Of course, inbound detection remains important. But if the security stack can’t read sensitive contracts after a mailbox acquisition or automatically prevent its exposure, you’re still working in the anti-virus era. The attacker went ahead. Like a laptop, your inbox is ready for upgrades.
Where Material Security Conforms
Material security was built on the assumptions investigated here. Email is a dynamic, high value environment that requires protection after delivery, as well as separate pre-delivery filters.
Materials are integrated directly with Microsoft 365 and Google Workspace via native APIs, so deployments do not require months and email flows to be confused.
Once connected, the material records the same fine particle telemetry (all mailbox rules, OAuth grants, file sharing, and sign-in events) that drives the EDR to the endpoint, then records layers in an automated playbook that shrinks the violation window from days to minutes. Suspicious sign-in can trigger just the time MFA challenge, but delivered fish will claw back into all inboxes before being read. Historic emails are wrapped in zero-knowledge encryption that forces re-authentication, so stolen credentials alone cannot unlock sensitive data for years.

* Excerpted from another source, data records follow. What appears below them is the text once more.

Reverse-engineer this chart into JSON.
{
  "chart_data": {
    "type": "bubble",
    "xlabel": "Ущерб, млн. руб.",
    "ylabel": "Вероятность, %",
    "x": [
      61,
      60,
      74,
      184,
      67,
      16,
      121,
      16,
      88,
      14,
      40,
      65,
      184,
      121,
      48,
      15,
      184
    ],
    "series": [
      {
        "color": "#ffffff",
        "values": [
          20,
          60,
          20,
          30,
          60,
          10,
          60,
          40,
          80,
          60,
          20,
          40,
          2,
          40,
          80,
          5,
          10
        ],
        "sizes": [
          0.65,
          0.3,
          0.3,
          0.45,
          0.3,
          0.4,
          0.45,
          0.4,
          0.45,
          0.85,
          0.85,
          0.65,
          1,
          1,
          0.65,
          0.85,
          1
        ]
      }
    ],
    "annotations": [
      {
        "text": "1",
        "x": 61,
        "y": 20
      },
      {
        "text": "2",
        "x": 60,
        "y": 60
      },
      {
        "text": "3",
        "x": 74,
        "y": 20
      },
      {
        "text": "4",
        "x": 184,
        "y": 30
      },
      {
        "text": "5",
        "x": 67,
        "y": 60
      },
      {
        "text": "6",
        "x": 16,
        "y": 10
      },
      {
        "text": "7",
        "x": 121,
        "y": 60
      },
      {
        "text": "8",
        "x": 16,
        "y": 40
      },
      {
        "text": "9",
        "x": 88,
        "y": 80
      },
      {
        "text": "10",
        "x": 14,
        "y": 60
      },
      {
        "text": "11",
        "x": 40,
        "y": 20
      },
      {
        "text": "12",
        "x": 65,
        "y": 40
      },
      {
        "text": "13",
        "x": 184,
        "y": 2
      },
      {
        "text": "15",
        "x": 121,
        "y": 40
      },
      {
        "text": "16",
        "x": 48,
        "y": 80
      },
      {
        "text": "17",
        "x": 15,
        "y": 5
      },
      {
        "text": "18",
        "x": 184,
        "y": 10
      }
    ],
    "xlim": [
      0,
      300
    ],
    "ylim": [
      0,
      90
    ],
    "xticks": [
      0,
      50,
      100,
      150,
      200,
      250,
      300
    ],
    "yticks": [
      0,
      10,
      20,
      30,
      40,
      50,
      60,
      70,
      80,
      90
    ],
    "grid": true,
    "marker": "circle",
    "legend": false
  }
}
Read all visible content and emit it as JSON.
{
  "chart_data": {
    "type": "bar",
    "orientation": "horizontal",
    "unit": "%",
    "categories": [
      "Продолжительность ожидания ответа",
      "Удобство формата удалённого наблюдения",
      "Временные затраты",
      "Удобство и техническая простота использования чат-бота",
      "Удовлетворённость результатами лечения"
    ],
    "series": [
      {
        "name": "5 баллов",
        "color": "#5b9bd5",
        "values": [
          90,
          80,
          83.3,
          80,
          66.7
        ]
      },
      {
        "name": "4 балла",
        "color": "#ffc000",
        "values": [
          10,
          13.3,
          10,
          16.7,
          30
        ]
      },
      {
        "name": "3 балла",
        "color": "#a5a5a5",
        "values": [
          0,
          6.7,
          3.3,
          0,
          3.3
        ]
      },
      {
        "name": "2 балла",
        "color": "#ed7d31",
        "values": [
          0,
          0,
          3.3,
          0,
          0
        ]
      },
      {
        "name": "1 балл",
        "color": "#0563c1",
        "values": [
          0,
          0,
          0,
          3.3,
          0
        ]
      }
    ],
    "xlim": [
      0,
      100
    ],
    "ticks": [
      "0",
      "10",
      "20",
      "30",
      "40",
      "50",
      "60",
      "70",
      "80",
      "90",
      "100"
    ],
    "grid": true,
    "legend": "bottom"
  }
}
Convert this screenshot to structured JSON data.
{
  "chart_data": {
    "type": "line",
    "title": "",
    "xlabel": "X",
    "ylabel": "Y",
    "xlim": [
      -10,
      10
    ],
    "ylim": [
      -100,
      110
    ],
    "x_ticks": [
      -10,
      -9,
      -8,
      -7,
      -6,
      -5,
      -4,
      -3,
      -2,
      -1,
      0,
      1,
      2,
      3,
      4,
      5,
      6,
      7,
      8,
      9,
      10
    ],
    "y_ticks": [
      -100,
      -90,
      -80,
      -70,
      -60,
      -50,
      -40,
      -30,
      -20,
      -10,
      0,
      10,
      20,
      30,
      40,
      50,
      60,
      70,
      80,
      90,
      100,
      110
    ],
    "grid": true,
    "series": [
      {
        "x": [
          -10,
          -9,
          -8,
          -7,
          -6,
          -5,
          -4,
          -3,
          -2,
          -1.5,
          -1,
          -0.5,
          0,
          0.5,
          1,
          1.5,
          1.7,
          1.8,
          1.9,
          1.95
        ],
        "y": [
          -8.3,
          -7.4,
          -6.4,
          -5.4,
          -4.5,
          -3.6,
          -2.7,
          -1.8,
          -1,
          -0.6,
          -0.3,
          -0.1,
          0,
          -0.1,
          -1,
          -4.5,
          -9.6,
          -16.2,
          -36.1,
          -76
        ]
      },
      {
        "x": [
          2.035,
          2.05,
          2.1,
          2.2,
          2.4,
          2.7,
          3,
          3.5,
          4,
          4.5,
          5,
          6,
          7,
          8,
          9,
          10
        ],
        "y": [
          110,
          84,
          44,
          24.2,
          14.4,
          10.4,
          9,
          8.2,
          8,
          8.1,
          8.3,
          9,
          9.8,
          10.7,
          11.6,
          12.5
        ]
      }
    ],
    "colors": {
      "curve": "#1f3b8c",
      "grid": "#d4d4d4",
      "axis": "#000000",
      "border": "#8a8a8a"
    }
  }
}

Perhaps most importantly, for one security team, collapse these controls into a single searchable timeline. You can answer board-level questions. What did you access? Who saw it? How quickly did you contain it?
In short, the material “estimates violations, detects faster, responds faster, brings the spirit of modern endpoint defense to your inbox, turning emails from perennial blind spots into fully monitored, rapidly recoverable assets.